Healthcare costs money. There’s no denying that we need to support the medical services we rely on.

However the way MSP Premiums work in British Columbia is regressive, hurting those who can least afford it.

It’s time we followed the path Ontario has taken and rolled the MSP Premiums into our income tax system.

The Problem

Medical PlanCurrently in BC a person who earns $30,000 a year pays the same rate for their MSP Premiums as someone who is earning $3,000,000 a year. This is what it means to have a regressive tax – what you pay is not based on what you make.

MSP Premiums become even more regressive when you factor in who actually pays them. The fact is, many large employers pay all or part of an employee’s MSP premium as part of a negotiated taxable benefit of employment. But for many, if not most, low and fixed income British Columbians, as well as small business owners, they must pay the costs themselves.

And they have been going up constantly.

Back in 2000, the MSP premium for a single individual was $36/month. Today that same individual pays more than twice as much, now up to $75/month. Just since 2010 there has been a 40% increase. For a family of three your new rate as of January 1st 2016 is $150/month, up from $142/month.

Let me put this another way: The BC Government rakes almost as much revenue in from MSP Premiums as it does from corporate income tax.

The government’s response has generally been to point out that it does have some premium assistance available. But this too is not without significant issues.

First, the assistance program is an opt-in program rather than an opt-out. One academic paper found that 26% of families that earned less than $30,000 a year were not enrolled in the system.

Second it would be a mistake to assume that once you are earning $30,000 a year that this is now an affordable tax.

Before moving on  I’d like to acknowledge, with thanks, Lindsay Tedds at the UVic School of Public Administration for her thoughtful blog post on this issue.

MSP Premiums are a regressive tax that are contributing to the issue of affordability so pervasive in our province. What do we do about it?

The Solution

The answer to my previous question is very straightforward. British Columbia should follow the path taken by Ontario in 2004 when they introduced the Ontario Health Premium (OHP), and rolled it into their income tax system.
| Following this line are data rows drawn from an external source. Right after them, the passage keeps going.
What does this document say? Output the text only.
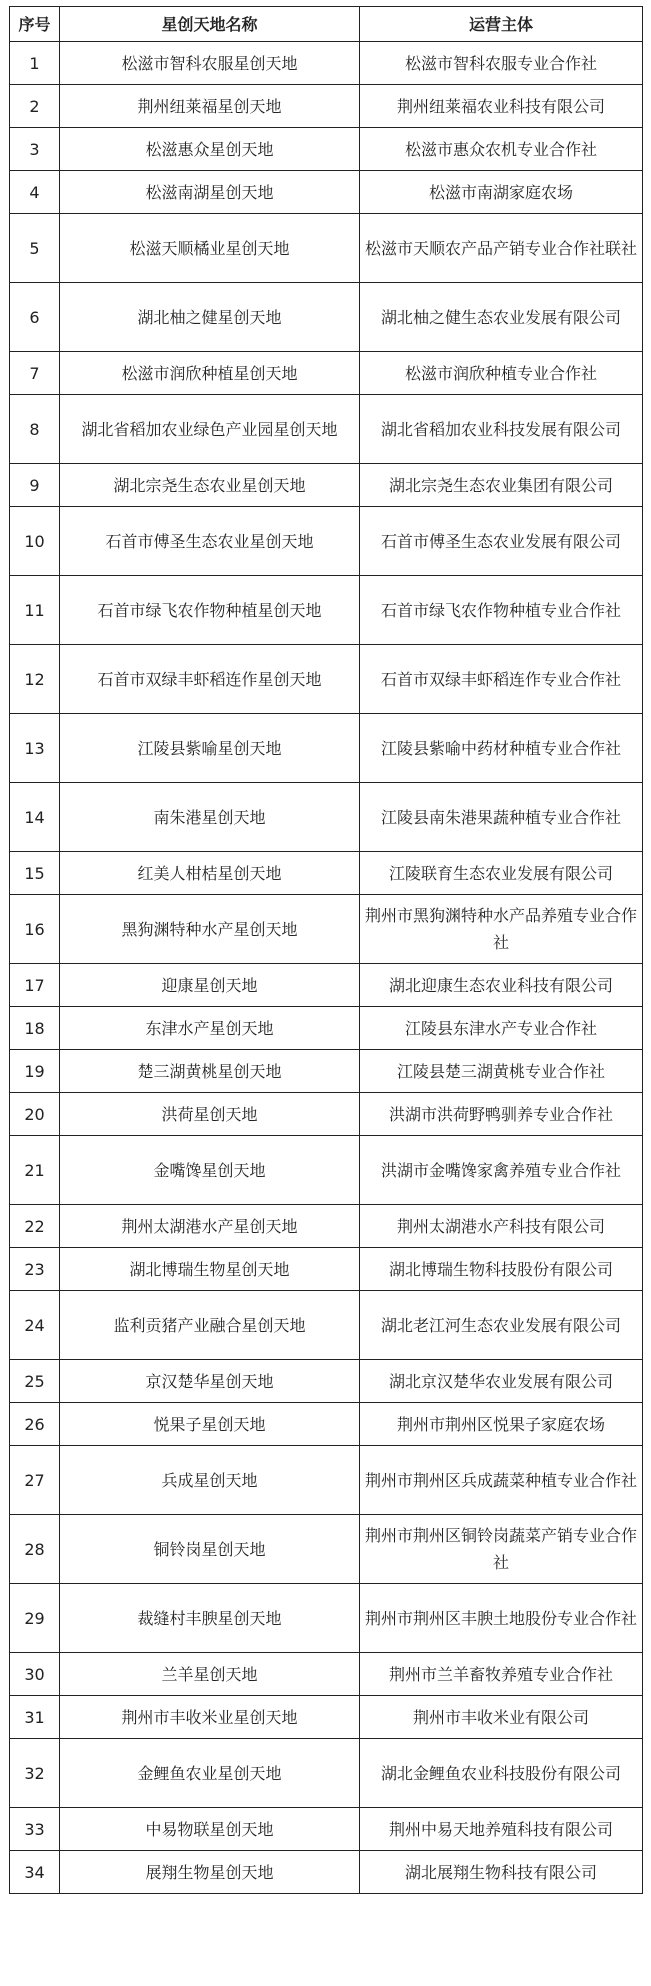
序号	星创天地名称	运营主体
1	松滋市智科农服星创天地	松滋市智科农服专业合作社
2	荆州纽莱福星创天地	荆州纽莱福农业科技有限公司
3	松滋惠众星创天地	松滋市惠众农机专业合作社
4	松滋南湖星创天地	松滋市南湖家庭农场
5	松滋天顺橘业星创天地	松滋市天顺农产品产销专业合作社联社
6	湖北柚之健星创天地	湖北柚之健生态农业发展有限公司
7	松滋市润欣种植星创天地	松滋市润欣种植专业合作社
8	湖北省稻加农业绿色产业园星创天地	湖北省稻加农业科技发展有限公司
9	湖北宗尧生态农业星创天地	湖北宗尧生态农业集团有限公司
10	石首市傅圣生态农业星创天地	石首市傅圣生态农业发展有限公司
11	石首市绿飞农作物种植星创天地	石首市绿飞农作物种植专业合作社
12	石首市双绿丰虾稻连作星创天地	石首市双绿丰虾稻连作专业合作社
13	江陵县紫喻星创天地	江陵县紫喻中药材种植专业合作社
14	南朱港星创天地	江陵县南朱港果蔬种植专业合作社
15	红美人柑桔星创天地	江陵联育生态农业发展有限公司
16	黑狗渊特种水产星创天地	荆州市黑狗渊特种水产品养殖专业合作社
17	迎康星创天地	湖北迎康生态农业科技有限公司
18	东津水产星创天地	江陵县东津水产专业合作社
19	楚三湖黄桃星创天地	江陵县楚三湖黄桃专业合作社
20	洪荷星创天地	洪湖市洪荷野鸭驯养专业合作社
21	金嘴馋星创天地	洪湖市金嘴馋家禽养殖专业合作社
22	荆州太湖港水产星创天地	荆州太湖港水产科技有限公司
23	湖北博瑞生物星创天地	湖北博瑞生物科技股份有限公司
24	监利贡猪产业融合星创天地	湖北老江河生态农业发展有限公司
25	京汉楚华星创天地	湖北京汉楚华农业发展有限公司
26	悦果子星创天地	荆州市荆州区悦果子家庭农场
27	兵成星创天地	荆州市荆州区兵成蔬菜种植专业合作社
28	铜铃岗星创天地	荆州市荆州区铜铃岗蔬菜产销专业合作社
29	裁缝村丰腴星创天地	荆州市荆州区丰腴土地股份专业合作社
30	兰羊星创天地	荆州市兰羊畜牧养殖专业合作社
31	荆州市丰收米业星创天地	荆州市丰收米业有限公司
32	金鲤鱼农业星创天地	湖北金鲤鱼农业科技股份有限公司
33	中易物联星创天地	荆州中易天地养殖科技有限公司
34	展翔生物星创天地	湖北展翔生物科技有限公司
In Ontario if you earn $20,000 or more a year you pay the OHP. It ranges from $0 if your taxable income is $20,000 or less, and goes up to $900 per year if your taxable income is more than $200,600. Instead of the mail-out system we have in BC, the OHP is deducted from the pay and pensions of those with employment or pension income that meets the minimum threshold. The full range of premium rates in Ontario for those at different incomes can be viewed here.

Remember – only Ontario’s top earners are paying $900 per year. Right now people in British Columbia are paying $900 a year regardless of whether they earn $30,000 or $3,000,000 a year.

Next Steps

It is past time that the BC Government adopt this straightforward change. Last year, when I brought this issue up there was an outpouring of interest and support for the idea. Even the government indicated that they weren’t opposed to talking about it.

Yet, a year later, nothing has changed except that MSP Premiums have once again gone up.

This needs to be corrected. The 2016 budget will be tabled on February 16th 2016. Please join me in calling on our government to implement this common sense change for inclusion in this year’s budget.

One thing is certain, as Leader of the BC Green Party I can attest to the fact that a BC Green Party government would eliminate the regressive monthly MSP premiums. Instead, a BC Green government would introduce a progressive system in which rates are determined by one’s earnings. And a net administrative savings to taxpayers would arise in rolling MSP premiums into the existing income tax system.